The House Finance Committee voted to advance House Bill 1117, which would create a framework for temporary marijuana hospitality permits available only in jurisdictions that opt in and that meet specified venue, security and age‑restriction requirements.
Representative Ricks presented the bill and explained the measure is designed to create regulated spaces for adult marijuana consumption where local governments choose to allow them. "Local governments must adopt an ordinance or resolution authorizing temporary hospitality events before any permit can be issued," the sponsor said while explaining the bill's opt‑in structure and guardrails.
Opponents including public‑health and child‑safety groups urged caution, arguing the amendment package did not preserve sufficient state rulemaking and could allow events near family festivals. "This amendment goes too far," said Henny Lasley of 1 Chance to Grow Up, urging clearer state oversight and tighter limits on product types and locations.
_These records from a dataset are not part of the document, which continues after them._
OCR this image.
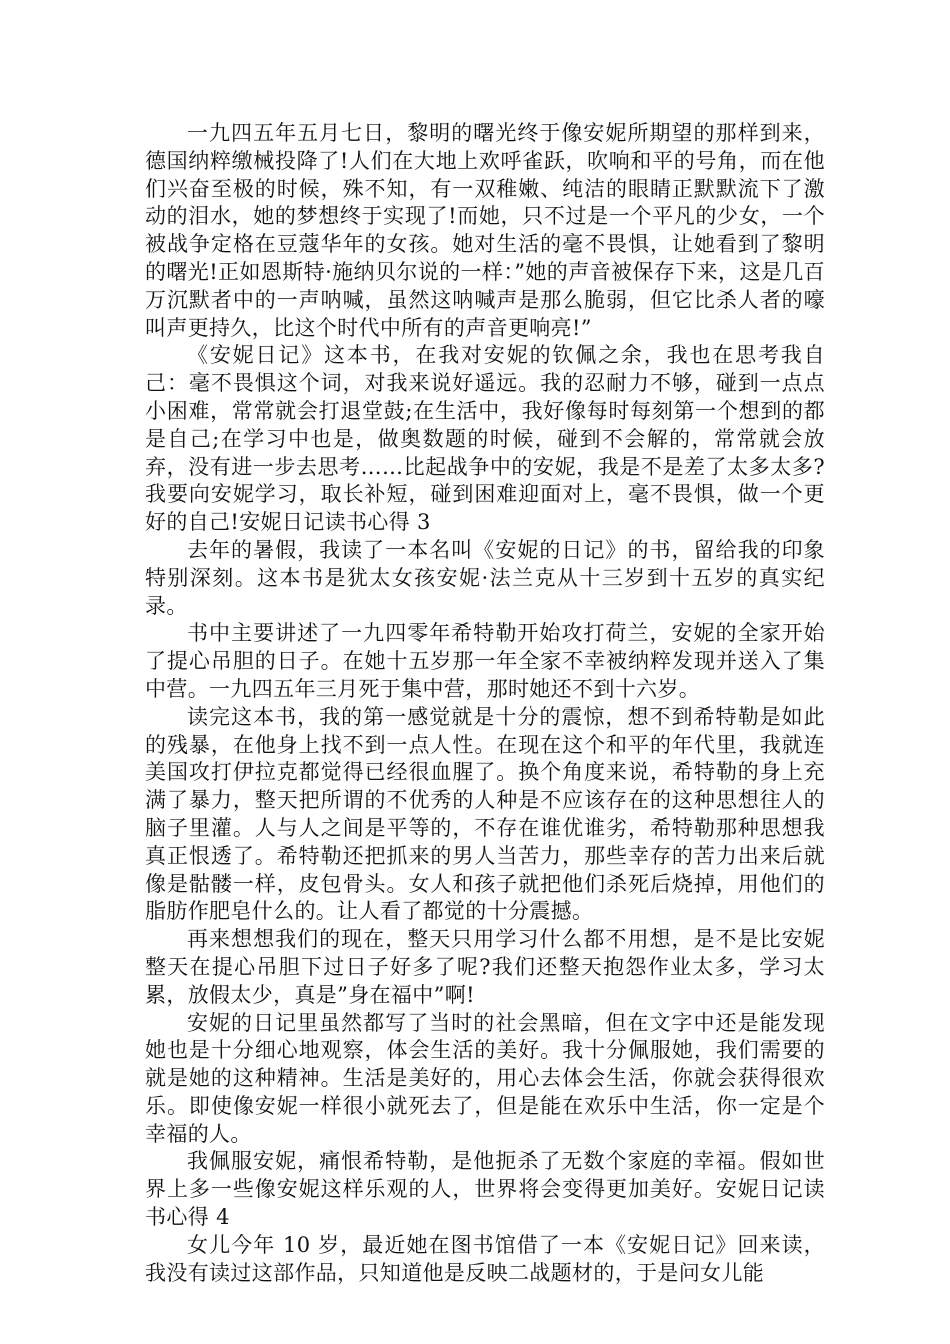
一九四五年五月七日，黎明的曙光终于像安妮所期望的那样到来，德国纳粹缴械投降了!人们在大地上欢呼雀跃，吹响和平的号角，而在他们兴奋至极的时候，殊不知，有一双稚嫩、纯洁的眼睛正默默流下了激动的泪水，她的梦想终于实现了!而她，只不过是一个平凡的少女，一个被战争定格在豆蔻华年的女孩。她对生活的毫不畏惧，让她看到了黎明的曙光!正如恩斯特·施纳贝尔说的一样：”她的声音被保存下来，这是几百万沉默者中的一声呐喊，虽然这呐喊声是那么脆弱，但它比杀人者的嚎叫声更持久，比这个时代中所有的声音更响亮!”

《安妮日记》这本书，在我对安妮的钦佩之余，我也在思考我自己：毫不畏惧这个词，对我来说好遥远。我的忍耐力不够，碰到一点点小困难，常常就会打退堂鼓;在生活中，我好像每时每刻第一个想到的都是自己;在学习中也是，做奥数题的时候，碰到不会解的，常常就会放弃，没有进一步去思考……比起战争中的安妮，我是不是差了太多太多?我要向安妮学习，取长补短，碰到困难迎面对上，毫不畏惧，做一个更好的自己!安妮日记读书心得 3

去年的暑假，我读了一本名叫《安妮的日记》的书，留给我的印象特别深刻。这本书是犹太女孩安妮·法兰克从十三岁到十五岁的真实纪录。

书中主要讲述了一九四零年希特勒开始攻打荷兰，安妮的全家开始了提心吊胆的日子。在她十五岁那一年全家不幸被纳粹发现并送入了集中营。一九四五年三月死于集中营，那时她还不到十六岁。

读完这本书，我的第一感觉就是十分的震惊，想不到希特勒是如此的残暴，在他身上找不到一点人性。在现在这个和平的年代里，我就连美国攻打伊拉克都觉得已经很血腥了。换个角度来说，希特勒的身上充满了暴力，整天把所谓的不优秀的人种是不应该存在的这种思想往人的脑子里灌。人与人之间是平等的，不存在谁优谁劣，希特勒那种思想我真正恨透了。希特勒还把抓来的男人当苦力，那些幸存的苦力出来后就像是骷髅一样，皮包骨头。女人和孩子就把他们杀死后烧掉，用他们的脂肪作肥皂什么的。让人看了都觉的十分震撼。

再来想想我们的现在，整天只用学习什么都不用想，是不是比安妮整天在提心吊胆下过日子好多了呢?我们还整天抱怨作业太多，学习太累，放假太少，真是”身在福中”啊!

安妮的日记里虽然都写了当时的社会黑暗，但在文字中还是能发现她也是十分细心地观察，体会生活的美好。我十分佩服她，我们需要的就是她的这种精神。生活是美好的，用心去体会生活，你就会获得很欢乐。即使像安妮一样很小就死去了，但是能在欢乐中生活，你一定是个幸福的人。

我佩服安妮，痛恨希特勒，是他扼杀了无数个家庭的幸福。假如世界上多一些像安妮这样乐观的人，世界将会变得更加美好。安妮日记读书心得 4

女儿今年 10 岁，最近她在图书馆借了一本《安妮日记》回来读，我没有读过这部作品，只知道他是反映二战题材的，于是问女儿能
Proponents including licensed hospitality operators and Denver stakeholders said the amendment (0.0.7) addresses many operational concerns by requiring controlled access, age verification, obscured premises, air‑quality and odor plans, security and waste management, and a cap on events per permit holder. Sarah Woodson, owner of a licensed mobile cannabis tour company, described existing business models with partitions and filtration and said regulated spaces reduce public exposure and disorderly consumption.
Amendment 0.0.7 was adopted by the committee and the bill was moved to the Committee on Appropriations with a favorable recommendation (8–3). Sponsors said the state licensing authority will not accept applications until Jan. 4, 2027, allowing regulators and Denver to prepare rules and fees. Committee members and stakeholders signaled continued negotiation on enforcement and fiscal details.